The major hurdle for Wamu and Downey is an economy on the brink of recession. If housing markets deteriorate further this year and next, as many economists expect, the high-risk mortgages that got these companies in trouble in the first place could deteriorate even more rapidly and damage the balance sheets beyond repair, analysts said.

Wamu posted a $3.3 billion second-quarter loss, the largest of three straight quarterly losses for the Seattle company. Downey lost $219 million in the second quarter, the Newport Beach, Calif., company's fourth consecutive quarterly loss.

"I would be really surprised if I learned someday that either Rinehart or Fishman didn't come in knowing that selling their companies was something they might have to do fast," one analyst who covers the thrift industry said Tuesday. He asked not to be named to avoid alienating the companies.

Mr. Rinehart declined an interview request; a spokesman for Mr. Fishman did not return calls for comment.

Christopher Mutascio, a Stifel Nicolaus & Co. analyst, said in an interview Tuesday that struggling companies might prefer to unload certain assets to avoid an outright sale. However, with the financial sector in a tailspin, "there's a glut of assets for sale now, and that makes it awful difficult for a weaker company to step in and find a good buyer — or any buyer."

Also, selling an entire company is complicated by federal rules that require buyers to mark acquired assets to market, meaning they must be valued at current market rates, he said. In the case of Wamu, many of its mortgage assets have essentially no market value now, because there are no buyers for such assets.

"To sell the franchise right now, it's very, very difficult, and for some sellers, this might be what's held things up," Mr. Mutascio said.

Standard & Poor's Corp. lowered Wamu's counterparty credit rating Wednesday to CCC/C, from BB-minus/B, pushing it closer to default status. S&P cited concerns that, because Wamu has yet to announce a deal, investors might grow overly skittish if they fear a deal is not in the works.

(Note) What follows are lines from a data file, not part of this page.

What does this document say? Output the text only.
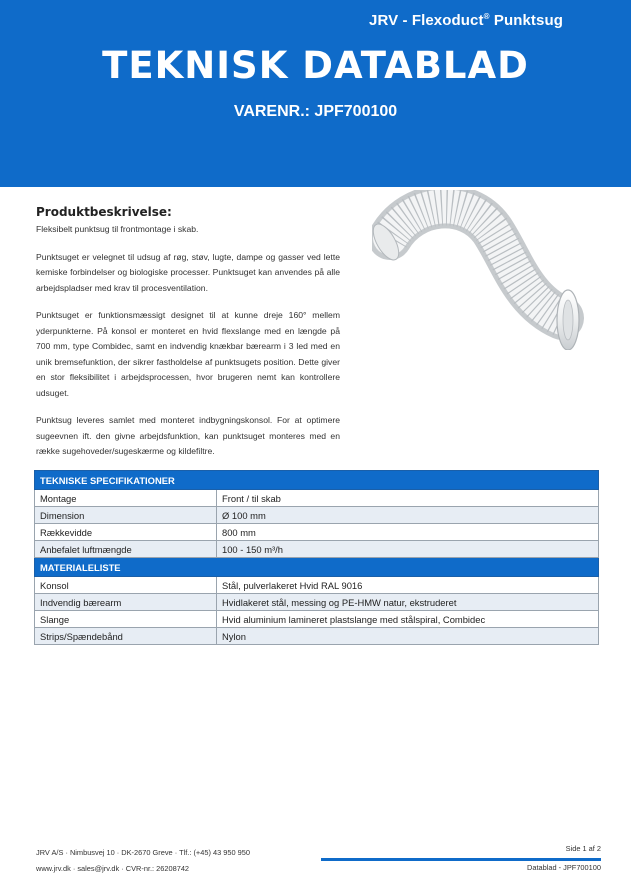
JRV - Flexoduct® Punktsug
TEKNISK DATABLAD
VARENR.: JPF700100
Produktbeskrivelse:

Fleksibelt punktsug til frontmontage i skab.

Punktsuget er velegnet til udsug af røg, støv, lugte, dampe og gasser ved lette kemiske forbindelser og biologiske processer. Punktsuget kan anvendes på alle arbejdspladser med krav til procesventilation.

Punktsuget er funktionsmæssigt designet til at kunne dreje 160° mellem yderpunkterne. På konsol er monteret en hvid flexslange med en længde på 700 mm, type Combidec, samt en indvendig knækbar bærearm i 3 led med en unik bremsefunktion, der sikrer fastholdelse af punktsugets position. Dette giver en stor fleksibilitet i arbejdsprocessen, hvor brugeren nemt kan kontrollere udsuget.

Punktsug leveres samlet med monteret indbygningskonsol. For at optimere sugeevnen ift. den givne arbejdsfunktion, kan punktsuget monteres med en række sugehoveder/sugeskærme og kildefiltre.

TEKNISKE SPECIFIKATIONER	
Montage	Front / til skab
Dimension	Ø 100 mm
Rækkevidde	800 mm
Anbefalet luftmængde	100 - 150 m³/h
MATERIALELISTE	
Konsol	Stål, pulverlakeret Hvid RAL 9016
Indvendig bærearm	Hvidlakeret stål, messing og PE-HMW natur, ekstruderet
Slange	Hvid aluminium lamineret plastslange med stålspiral, Combidec
Strips/Spændebånd	Nylon
JRV A/S · Nimbusvej 10 · DK-2670 Greve · Tlf.: (+45) 43 950 950
www.jrv.dk · sales@jrv.dk · CVR-nr.: 26208742
Side 1 af 2
Datablad - JPF700100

Moody's Investors Service Inc. lowered its outlook on Wamu's financial strength Monday but affirmed its counterparty rating, noting the strength of Wamu's retail operation.

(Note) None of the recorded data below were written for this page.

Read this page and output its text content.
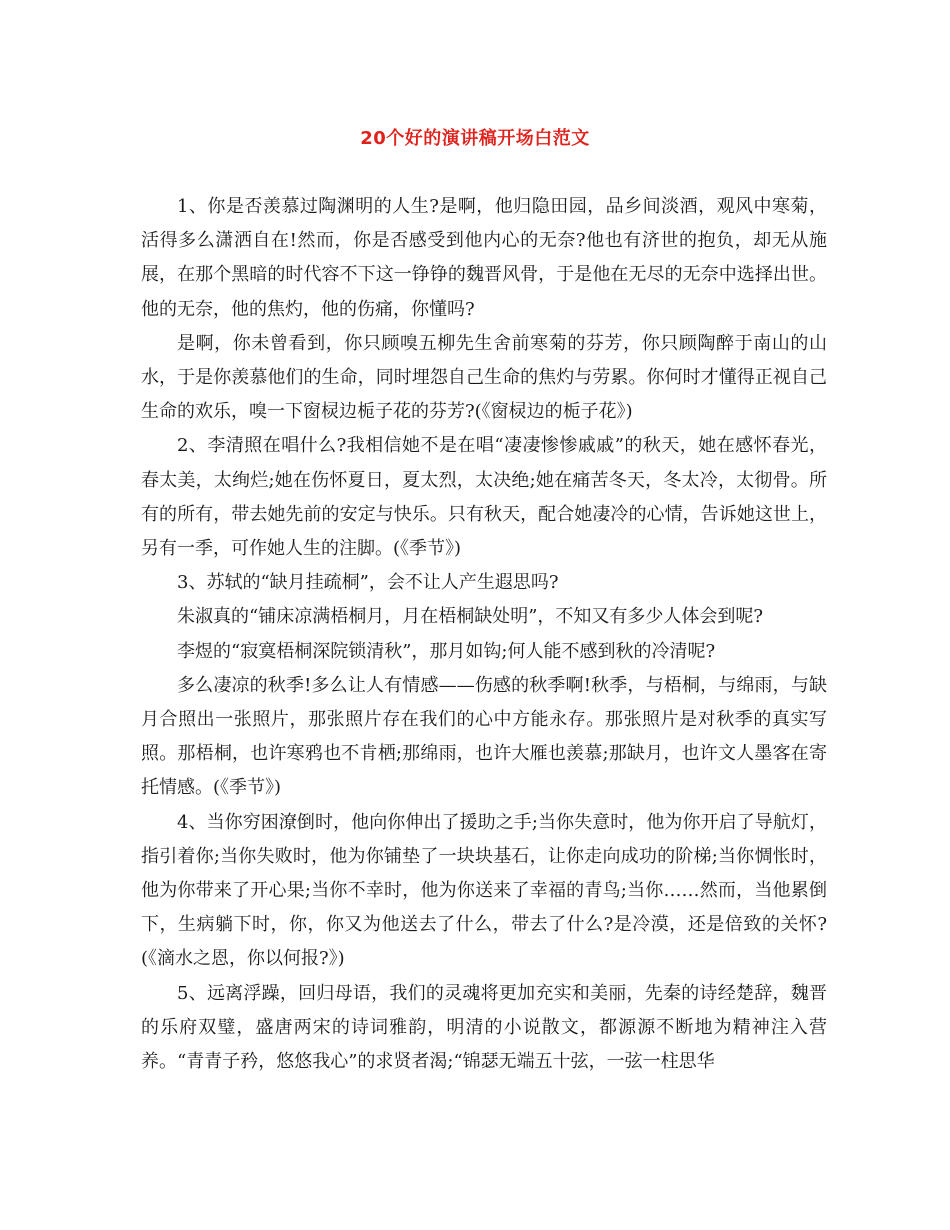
20个好的演讲稿开场白范文

1、你是否羡慕过陶渊明的人生?是啊，他归隐田园，品乡间淡酒，观风中寒菊，活得多么潇洒自在!然而，你是否感受到他内心的无奈?他也有济世的抱负，却无从施展，在那个黑暗的时代容不下这一铮铮的魏晋风骨，于是他在无尽的无奈中选择出世。他的无奈，他的焦灼，他的伤痛，你懂吗?

是啊，你未曾看到，你只顾嗅五柳先生舍前寒菊的芬芳，你只顾陶醉于南山的山水，于是你羡慕他们的生命，同时埋怨自己生命的焦灼与劳累。你何时才懂得正视自己生命的欢乐，嗅一下窗棂边栀子花的芬芳?(《窗棂边的栀子花》)

2、李清照在唱什么?我相信她不是在唱“凄凄惨惨戚戚”的秋天，她在感怀春光，春太美，太绚烂;她在伤怀夏日，夏太烈，太决绝;她在痛苦冬天，冬太冷，太彻骨。所有的所有，带去她先前的安定与快乐。只有秋天，配合她凄冷的心情，告诉她这世上，另有一季，可作她人生的注脚。(《季节》)

3、苏轼的“缺月挂疏桐”，会不让人产生遐思吗?

朱淑真的“铺床凉满梧桐月，月在梧桐缺处明”，不知又有多少人体会到呢?

李煜的“寂寞梧桐深院锁清秋”，那月如钩;何人能不感到秋的冷清呢?

多么凄凉的秋季!多么让人有情感——伤感的秋季啊!秋季，与梧桐，与绵雨，与缺月合照出一张照片，那张照片存在我们的心中方能永存。那张照片是对秋季的真实写照。那梧桐，也许寒鸦也不肯栖;那绵雨，也许大雁也羡慕;那缺月，也许文人墨客在寄托情感。(《季节》)

4、当你穷困潦倒时，他向你伸出了援助之手;当你失意时，他为你开启了导航灯，指引着你;当你失败时，他为你铺垫了一块块基石，让你走向成功的阶梯;当你惆怅时，他为你带来了开心果;当你不幸时，他为你送来了幸福的青鸟;当你……然而，当他累倒下，生病躺下时，你，你又为他送去了什么，带去了什么?是冷漠，还是倍致的关怀?(《滴水之恩，你以何报?》)

5、远离浮躁，回归母语，我们的灵魂将更加充实和美丽，先秦的诗经楚辞，魏晋的乐府双璧，盛唐两宋的诗词雅韵，明清的小说散文，都源源不断地为精神注入营养。“青青子矜，悠悠我心”的求贤者渴;“锦瑟无端五十弦，一弦一柱思华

Robert Hoban Jr., an S&P credit analyst, said in an interview Tuesday that companies like Downey could sell bad assets to the government under the Treasury plan to bail out banks holding bad mortgage-related assets.

"Anything it can do to make it more attractive for buyers to look at companies in distress" will grease the wheels of the deal market.

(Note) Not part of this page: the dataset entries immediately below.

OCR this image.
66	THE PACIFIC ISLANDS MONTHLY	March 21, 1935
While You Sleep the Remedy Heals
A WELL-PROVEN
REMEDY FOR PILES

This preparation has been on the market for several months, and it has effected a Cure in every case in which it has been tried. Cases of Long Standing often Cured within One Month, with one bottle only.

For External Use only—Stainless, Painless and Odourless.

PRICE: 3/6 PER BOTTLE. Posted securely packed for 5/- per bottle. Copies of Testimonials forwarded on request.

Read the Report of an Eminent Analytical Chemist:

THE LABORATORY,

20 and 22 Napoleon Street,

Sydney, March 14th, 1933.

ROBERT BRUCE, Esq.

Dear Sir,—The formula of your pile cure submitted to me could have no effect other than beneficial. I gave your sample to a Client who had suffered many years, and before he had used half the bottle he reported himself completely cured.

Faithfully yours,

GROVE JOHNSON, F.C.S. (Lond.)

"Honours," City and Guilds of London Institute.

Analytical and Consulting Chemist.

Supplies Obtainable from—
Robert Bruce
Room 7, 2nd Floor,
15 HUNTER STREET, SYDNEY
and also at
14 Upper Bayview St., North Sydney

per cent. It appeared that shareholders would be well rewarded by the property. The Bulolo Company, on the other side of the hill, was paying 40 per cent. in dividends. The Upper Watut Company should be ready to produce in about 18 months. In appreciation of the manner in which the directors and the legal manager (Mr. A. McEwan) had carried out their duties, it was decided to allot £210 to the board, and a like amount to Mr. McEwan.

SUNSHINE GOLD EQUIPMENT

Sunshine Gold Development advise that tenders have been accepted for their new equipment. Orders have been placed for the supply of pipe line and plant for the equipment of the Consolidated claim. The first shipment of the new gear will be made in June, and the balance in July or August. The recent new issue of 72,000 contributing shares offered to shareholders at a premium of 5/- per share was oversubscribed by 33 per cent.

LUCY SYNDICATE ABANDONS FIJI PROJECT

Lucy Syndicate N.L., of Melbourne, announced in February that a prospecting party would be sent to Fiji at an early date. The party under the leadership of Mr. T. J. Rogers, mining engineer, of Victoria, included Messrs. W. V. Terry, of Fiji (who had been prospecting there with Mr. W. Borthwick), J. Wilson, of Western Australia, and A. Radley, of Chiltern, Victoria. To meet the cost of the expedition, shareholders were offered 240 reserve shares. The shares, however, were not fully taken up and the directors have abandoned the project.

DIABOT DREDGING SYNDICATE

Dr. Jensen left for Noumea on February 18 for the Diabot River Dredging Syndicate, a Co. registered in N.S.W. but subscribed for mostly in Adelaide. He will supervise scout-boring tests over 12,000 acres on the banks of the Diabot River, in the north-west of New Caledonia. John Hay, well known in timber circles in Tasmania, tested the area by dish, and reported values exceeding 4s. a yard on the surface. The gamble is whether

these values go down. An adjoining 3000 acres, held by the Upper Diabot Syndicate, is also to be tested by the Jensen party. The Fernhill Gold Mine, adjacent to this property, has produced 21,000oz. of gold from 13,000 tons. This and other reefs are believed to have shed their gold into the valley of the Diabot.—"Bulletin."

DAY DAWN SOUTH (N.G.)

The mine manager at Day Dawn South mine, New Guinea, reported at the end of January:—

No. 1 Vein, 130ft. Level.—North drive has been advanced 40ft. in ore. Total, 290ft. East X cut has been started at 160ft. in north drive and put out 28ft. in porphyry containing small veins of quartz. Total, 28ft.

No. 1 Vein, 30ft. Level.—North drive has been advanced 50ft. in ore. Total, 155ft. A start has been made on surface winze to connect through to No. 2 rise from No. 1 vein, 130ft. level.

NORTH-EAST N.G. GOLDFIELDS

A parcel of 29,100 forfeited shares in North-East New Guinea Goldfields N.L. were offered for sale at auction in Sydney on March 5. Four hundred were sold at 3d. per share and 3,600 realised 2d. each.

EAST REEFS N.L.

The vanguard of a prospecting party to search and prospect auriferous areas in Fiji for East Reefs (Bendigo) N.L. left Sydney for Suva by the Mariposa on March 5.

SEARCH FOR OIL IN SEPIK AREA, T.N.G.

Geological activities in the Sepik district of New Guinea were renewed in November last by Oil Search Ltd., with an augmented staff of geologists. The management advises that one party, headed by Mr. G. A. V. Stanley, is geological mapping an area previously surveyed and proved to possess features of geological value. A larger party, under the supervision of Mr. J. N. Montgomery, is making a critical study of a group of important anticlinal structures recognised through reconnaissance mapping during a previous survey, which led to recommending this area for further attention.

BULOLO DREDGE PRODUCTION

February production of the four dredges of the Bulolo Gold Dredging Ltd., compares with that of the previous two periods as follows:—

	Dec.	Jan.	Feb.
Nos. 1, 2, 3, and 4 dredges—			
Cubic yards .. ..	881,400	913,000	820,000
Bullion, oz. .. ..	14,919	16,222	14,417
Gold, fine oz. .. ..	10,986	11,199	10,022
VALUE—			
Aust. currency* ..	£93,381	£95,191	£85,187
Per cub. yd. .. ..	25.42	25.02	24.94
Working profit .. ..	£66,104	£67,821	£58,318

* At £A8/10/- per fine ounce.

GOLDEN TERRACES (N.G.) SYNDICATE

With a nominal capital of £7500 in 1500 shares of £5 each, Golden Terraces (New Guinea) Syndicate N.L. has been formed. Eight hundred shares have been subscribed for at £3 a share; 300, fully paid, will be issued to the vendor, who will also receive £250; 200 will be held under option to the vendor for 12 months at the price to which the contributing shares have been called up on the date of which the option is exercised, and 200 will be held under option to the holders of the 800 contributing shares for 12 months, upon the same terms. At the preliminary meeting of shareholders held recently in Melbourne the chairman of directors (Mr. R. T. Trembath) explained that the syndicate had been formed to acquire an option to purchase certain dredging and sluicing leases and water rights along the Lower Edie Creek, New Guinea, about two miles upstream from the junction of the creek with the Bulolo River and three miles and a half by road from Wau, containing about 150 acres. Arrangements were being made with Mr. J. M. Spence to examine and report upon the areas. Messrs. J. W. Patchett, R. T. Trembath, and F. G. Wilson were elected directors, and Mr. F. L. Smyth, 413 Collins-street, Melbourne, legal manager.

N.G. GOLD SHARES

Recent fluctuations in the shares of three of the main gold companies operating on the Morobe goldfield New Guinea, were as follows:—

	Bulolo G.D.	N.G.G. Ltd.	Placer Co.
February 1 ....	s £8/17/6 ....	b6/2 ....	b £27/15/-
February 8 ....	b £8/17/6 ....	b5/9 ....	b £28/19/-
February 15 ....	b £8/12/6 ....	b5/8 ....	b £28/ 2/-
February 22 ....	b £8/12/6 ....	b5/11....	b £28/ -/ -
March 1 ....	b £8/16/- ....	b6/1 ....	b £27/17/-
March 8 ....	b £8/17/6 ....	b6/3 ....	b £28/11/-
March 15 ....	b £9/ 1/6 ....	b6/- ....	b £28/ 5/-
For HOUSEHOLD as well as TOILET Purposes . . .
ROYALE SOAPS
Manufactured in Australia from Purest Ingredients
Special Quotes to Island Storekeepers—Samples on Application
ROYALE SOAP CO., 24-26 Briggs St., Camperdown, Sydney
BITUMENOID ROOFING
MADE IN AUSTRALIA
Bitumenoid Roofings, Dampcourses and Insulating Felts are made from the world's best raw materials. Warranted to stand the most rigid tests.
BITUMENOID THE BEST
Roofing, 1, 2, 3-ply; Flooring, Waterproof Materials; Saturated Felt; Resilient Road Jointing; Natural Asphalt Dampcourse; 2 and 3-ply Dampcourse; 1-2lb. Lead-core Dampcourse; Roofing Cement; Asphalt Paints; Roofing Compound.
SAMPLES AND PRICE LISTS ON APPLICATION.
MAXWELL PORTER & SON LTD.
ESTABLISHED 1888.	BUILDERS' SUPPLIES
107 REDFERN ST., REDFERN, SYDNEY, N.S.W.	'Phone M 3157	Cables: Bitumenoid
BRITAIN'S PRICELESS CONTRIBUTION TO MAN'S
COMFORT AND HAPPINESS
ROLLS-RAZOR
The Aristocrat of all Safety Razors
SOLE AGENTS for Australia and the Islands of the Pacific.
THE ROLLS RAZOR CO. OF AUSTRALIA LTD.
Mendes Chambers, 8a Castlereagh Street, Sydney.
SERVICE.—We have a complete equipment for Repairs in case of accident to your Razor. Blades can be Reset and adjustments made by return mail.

Analysts said the situation may be less urgent for Robert Steel, who became the CEO of Wachovia Corp. in July. But the Charlotte company is under great investor pressure for momentous change after its 2006 acquisition of Golden West Financial Corp., a California thrift company that specialized in option adjustable-rate mortgages, the type of loans that burden both Downey and Wamu.

Wachovia reportedly expressed interest last week in a deal with Morgan Stanley, the former Wall Street investment bank that became a commercial banking company this week and said it is on the hunt for retail deposits.

Deal talks with Morgan Stanley were put on hold at least in part because of the movement in Washington, according to news reports this week. But investment bankers said in interviews this week that if the Treasury's plan went through, Wachovia might push for a resumption of talks.

Analysts said Mr. Steel's background would prove beneficial in this scenario. He was a Goldman Sachs Group Inc. executive before joining the Treasury in 2006 as a top lieutenant to Secretary Henry Paulson.

Mr. Mutascio said that with the rapid-fire change at Morgan Stanley over the past week — including a plan to sell up to a 20% stake to Mitsubishi UFJ Financial Group Inc. — it is impossible to assess the New York company's likely next move. But from Wachovia's view, if the Treasury plan went through and if Wachovia could unload some of its weak Golden West assets and then merge with Morgan Stanley to take advantage of the capital infusion, the deal could still be attractive to Mr. Steel.

Wachovia would not discuss the matter.

"I don't think there is a gun to their head to do anything immediately, but it might end up being a good option," Mr. Mutascio said. "And Steel would know how to handle it."